修士2年の青木さんは、上に挙げたようなさまざまな環境行動を対象に研究を進めています。まず、57の環境行動について全国数万人を対象としたアンケートを行い、それぞれの行動がどれくらい実行されているかを調べました。さらにその結果を使って環境行動を分類し、分類ごとにどのような心理的因子が行動に影響を与えているかを明らかにして、最終的には、市民に対しどのような伝え方・働きかけをすれば良いかを考えていきます。例えば、“情報を伝える”というやり方ひとつをとってみても、「(この活動で)どれだけCO2が出るか」という情報が市民の行動を変えるのに有効かもしれませんし、「他の人もやっているか」、「どれだけコストが抑えられるか」といった、別の情報の方が有効な場合も考えられます。
そこで先日は、日常生活のそれぞれの行動によって発生する環境負荷(ゴミやCO2など)を情報のひとつとして取り上げ、これをどうやって市民に伝えたら実際の行動変化につながるのか、その手がかりを得るために、練馬区民の方を対象に市民向けの環境講座をおこないました。
講座では、環境負荷を算出する時に用いているライフサイクルアセスメントの考え方をどのようにしたら市民の皆さんにわかりやすく伝え、理解してもらえるかが大きな課題でした。
例えば、3合のご飯を炊いて半分を食べたとして、残りの1.5合をどうするか考えるとします。
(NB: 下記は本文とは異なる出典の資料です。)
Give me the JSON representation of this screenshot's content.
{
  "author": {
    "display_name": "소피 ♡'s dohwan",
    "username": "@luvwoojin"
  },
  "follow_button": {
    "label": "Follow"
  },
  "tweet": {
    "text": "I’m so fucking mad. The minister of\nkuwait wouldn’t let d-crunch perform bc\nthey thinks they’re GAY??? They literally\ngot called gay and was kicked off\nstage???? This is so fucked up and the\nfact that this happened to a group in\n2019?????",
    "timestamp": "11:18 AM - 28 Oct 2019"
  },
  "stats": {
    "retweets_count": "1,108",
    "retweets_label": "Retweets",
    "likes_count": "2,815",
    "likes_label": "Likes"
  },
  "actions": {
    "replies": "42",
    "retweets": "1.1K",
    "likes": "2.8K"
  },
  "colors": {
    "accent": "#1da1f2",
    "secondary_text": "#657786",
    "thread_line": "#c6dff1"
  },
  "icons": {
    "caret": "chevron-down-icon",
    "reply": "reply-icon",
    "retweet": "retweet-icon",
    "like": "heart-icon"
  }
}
そのまま炊飯器に保温しておく人もいるでしょう。一方、ラップに包んで冷凍しておいて、食べる時に電子レンジで温める、という人もいるかもしれません。これらのうち、どちらがどれくらいCO2やゴミを発生しているかを市民の皆さんに示すことによって、ライフサイクルで環境負荷を考えるということを理解してもらうよう、講座を進めていきました。
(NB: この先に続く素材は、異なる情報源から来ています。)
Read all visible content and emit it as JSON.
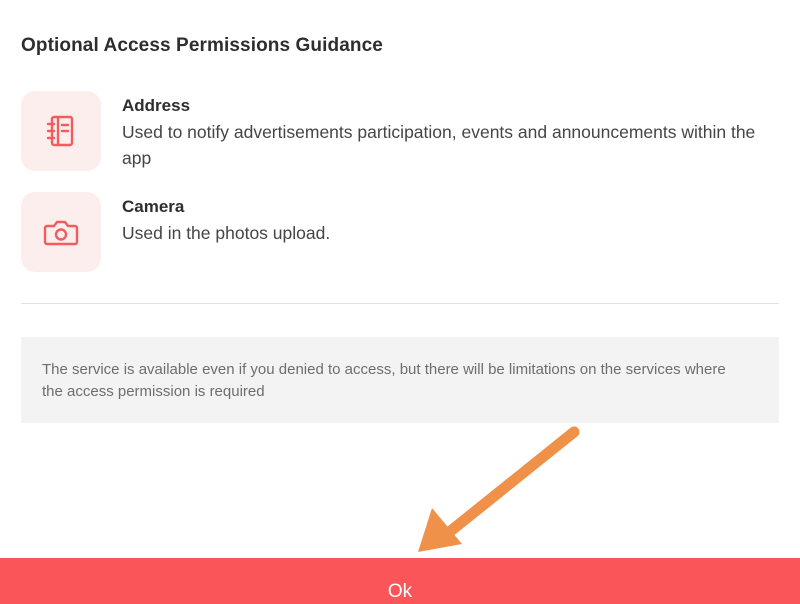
{
  "dialog": {
    "title": "Optional Access Permissions Guidance",
    "accent_color": "#fa5558",
    "permissions": [
      {
        "icon": "notebook-icon",
        "name": "Address",
        "description": "Used to notify advertisements participation, events and announcements within the app"
      },
      {
        "icon": "camera-icon",
        "name": "Camera",
        "description": "Used in the photos upload."
      }
    ],
    "notice": "The service is available even if you denied to access, but there will be limitations on the services where the access permission is required",
    "ok_label": "Ok"
  },
  "annotation": {
    "icon": "arrow-pointer-icon",
    "color": "#f0914a"
  }
}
講座の中では、その他にも「マイバッグvs レジ袋」「使い捨てボトルvs 詰替え容器」「使い捨てカップ vs タンブラー」といったように、日常生活の中で選択を迫られる行動を複数取り上げました。それぞれの行動から出される環境負荷の数値は、修士1年の新保君が、卒業研究の際に算定したものを使いました。
講座の後半では2つのグループに分かれて、それぞれができると思う環境にやさしい行動Top 5を考えてもらい、発表してもらいました。例えば、片方の班から「掃除機を使わずほうきを使う」という案が出されたのに対し、別の班のメンバーからは「普段の掃除でとてもそんなことやってられないわ」という意見が出されるなど、議論は大いに盛り上がりました。
ほうきの例のように、環境にやさしい行動といっても、行動変化に伴って生ずる手間やお金などを考えるととてもできない、というものもあります。このように、各行動がどれくらい世の中の人に受け入れられるかを考えることも、青木さんの研究の中では重要なテーマとなっています。
今回の環境講座は初めての試みであり、まだまだ改善点も多く、必ずしもライフサイクル的な考え方を伝えきれたとは言えません。例えば今回参加した市民の皆さんからは、「タンブラーってそもそも使わないよね」という意見が聞かれました。次回は、取り上げる事例が受講者の年齢層や性別に合っているかどうかも、考慮しなければなりません。さらに、コストやその他の情報の効果も検証していくことが必要です。これらを通して、市民の皆さんの環境行動を促すための、よりよい情報伝達法を考えていければと思っています。